Personal Casualty Gains for individuals for United States Federal Income Tax purposes are defined in section 26 U.S.C. § 165(h)(3)(A) of the Internal Revenue Code as the recognized gain of property arising from fire, storm, shipwreck, or other casualty. The property in question cannot be connected with a trade, business, or transaction entered into for profit. See 26 U.S.C. § 165(c)(3).
Eligibility
Along with persons filing as individuals, a married couple making a joint return for the taxable year are treated as one individual. See 26 U.S.C. § 165(h)(4)(B)
Tax Consequences
Net personal casualty gains are taxed as gains from sales or exchanges of capital assets.
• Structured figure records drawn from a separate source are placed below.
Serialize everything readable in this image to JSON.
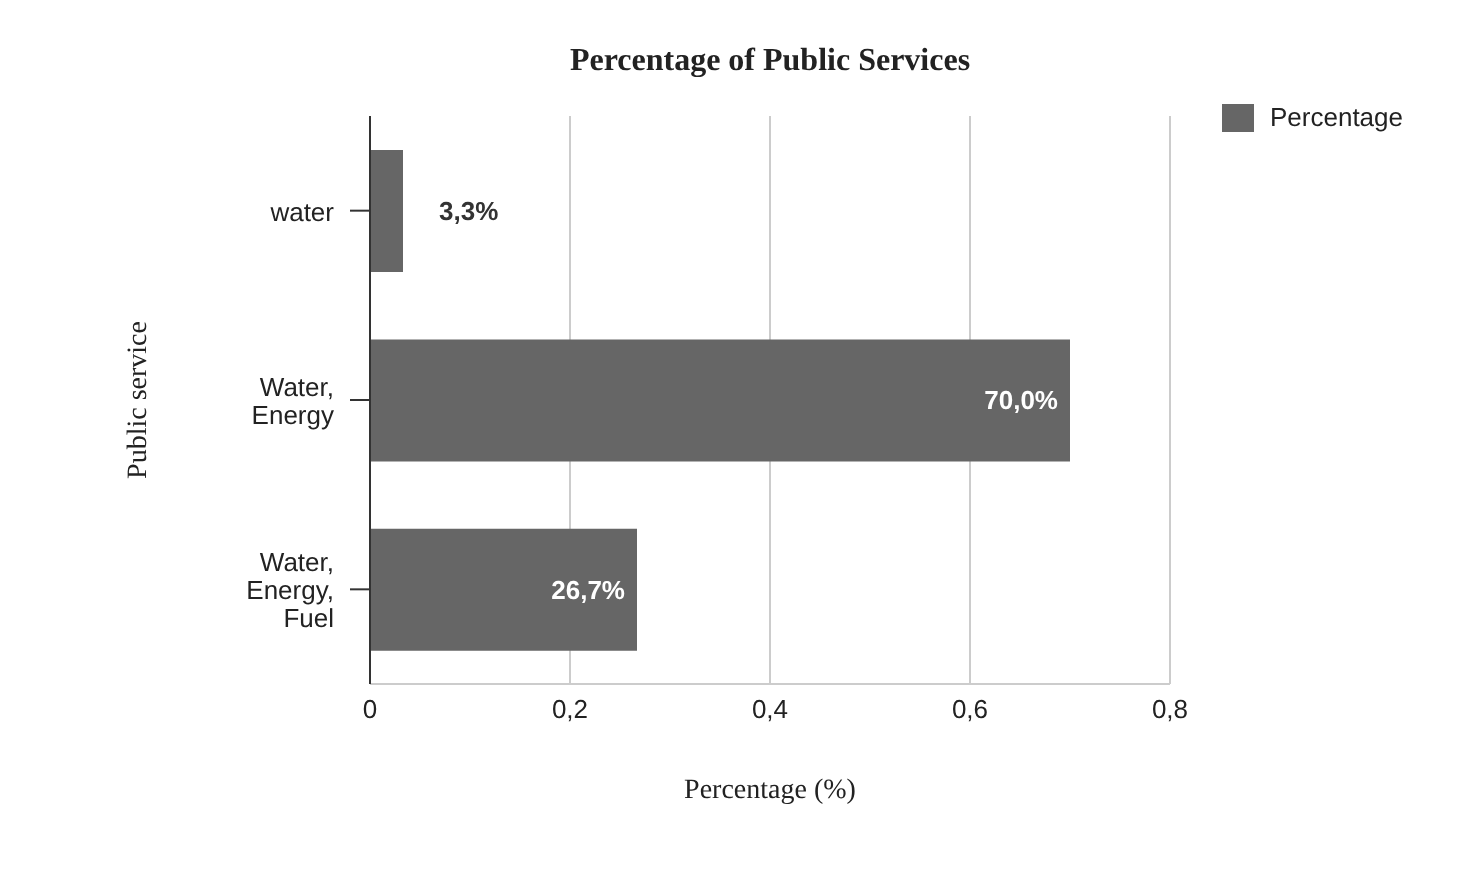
{
  "chart_data": {
    "type": "bar",
    "orientation": "horizontal",
    "title": "Percentage of Public Services",
    "xlabel": "Percentage (%)",
    "ylabel": "Public service",
    "categories": [
      "water",
      "Water, Energy",
      "Water, Energy, Fuel"
    ],
    "series": [
      {
        "name": "Percentage",
        "color": "#666666",
        "values": [
          0.033,
          0.7,
          0.267
        ],
        "value_labels": [
          "3,3%",
          "70,0%",
          "26,7%"
        ]
      }
    ],
    "xlim": [
      0,
      0.8
    ],
    "xticks": [
      0,
      {
        "value": 0.2,
        "label": "0,2"
      },
      {
        "value": 0.4,
        "label": "0,4"
      },
      {
        "value": 0.6,
        "label": "0,6"
      },
      {
        "value": 0.8,
        "label": "0,8"
      }
    ],
    "grid": "x",
    "legend": "top right"
  }
}
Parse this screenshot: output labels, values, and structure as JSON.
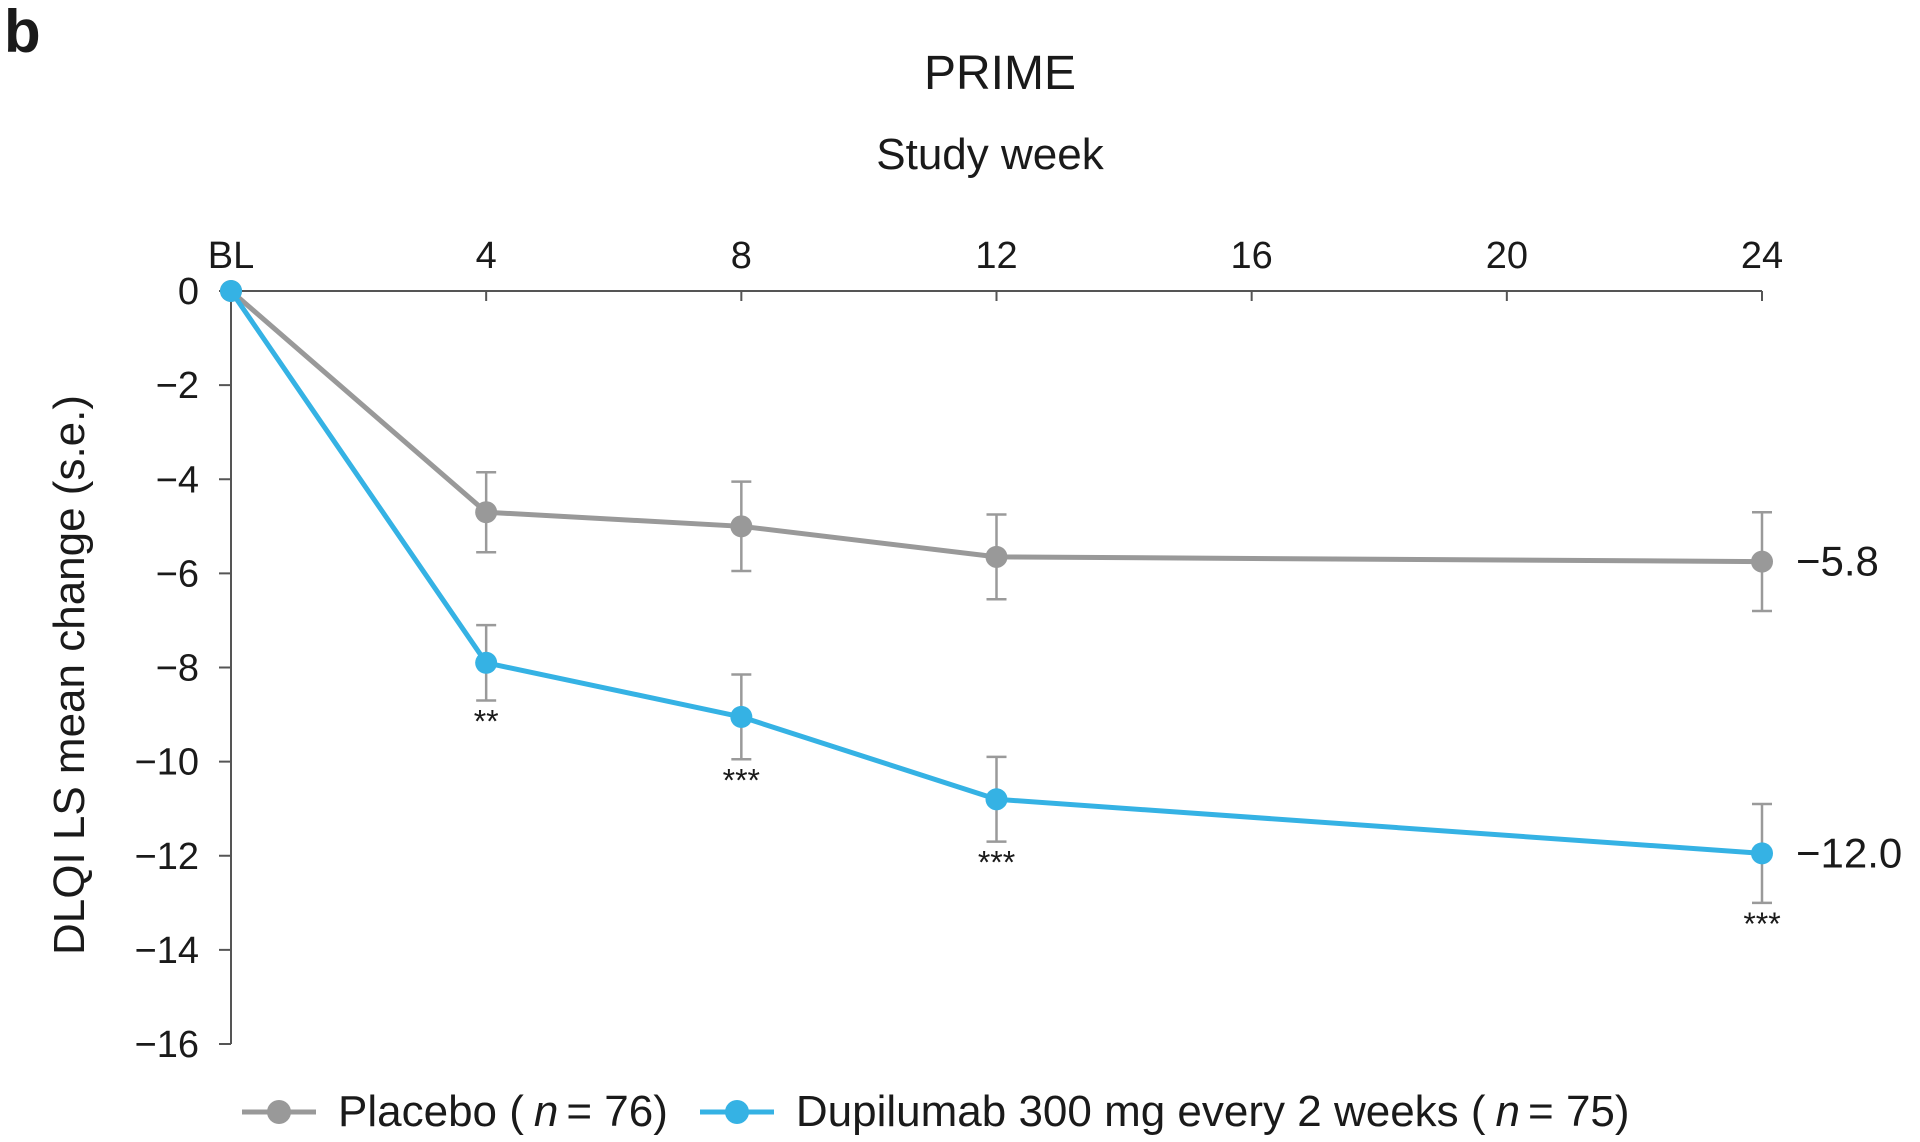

See .26 U.S.C. § 165(h)(2)(B)
Determination
Net personal casualty gains are the excess of a taxpayer's personal casualty gains over personal casualty losses in a given taxable year.
Examples
- A taxpayer’s insured home is destroyed by an accidental fire. Prior to its destruction, the home was valued at its adjusted basis of $100,000 and insured at $130,000. After receiving insurance proceeds, the taxpayer will have a personal casualty gain of $130,000 and a personal casualty loss of $100,000 for a net personal casualty gain of $30,000.
- A taxpayer owns a vacant lot covered with rocks. The lot has a fair market value of $30,000, but were the rocks not there, it would be worth $35,000. Late at night, a thief removes the rocks. The fair market value increases to $35,000. The taxpayer has a personal casualty gain of $5,000.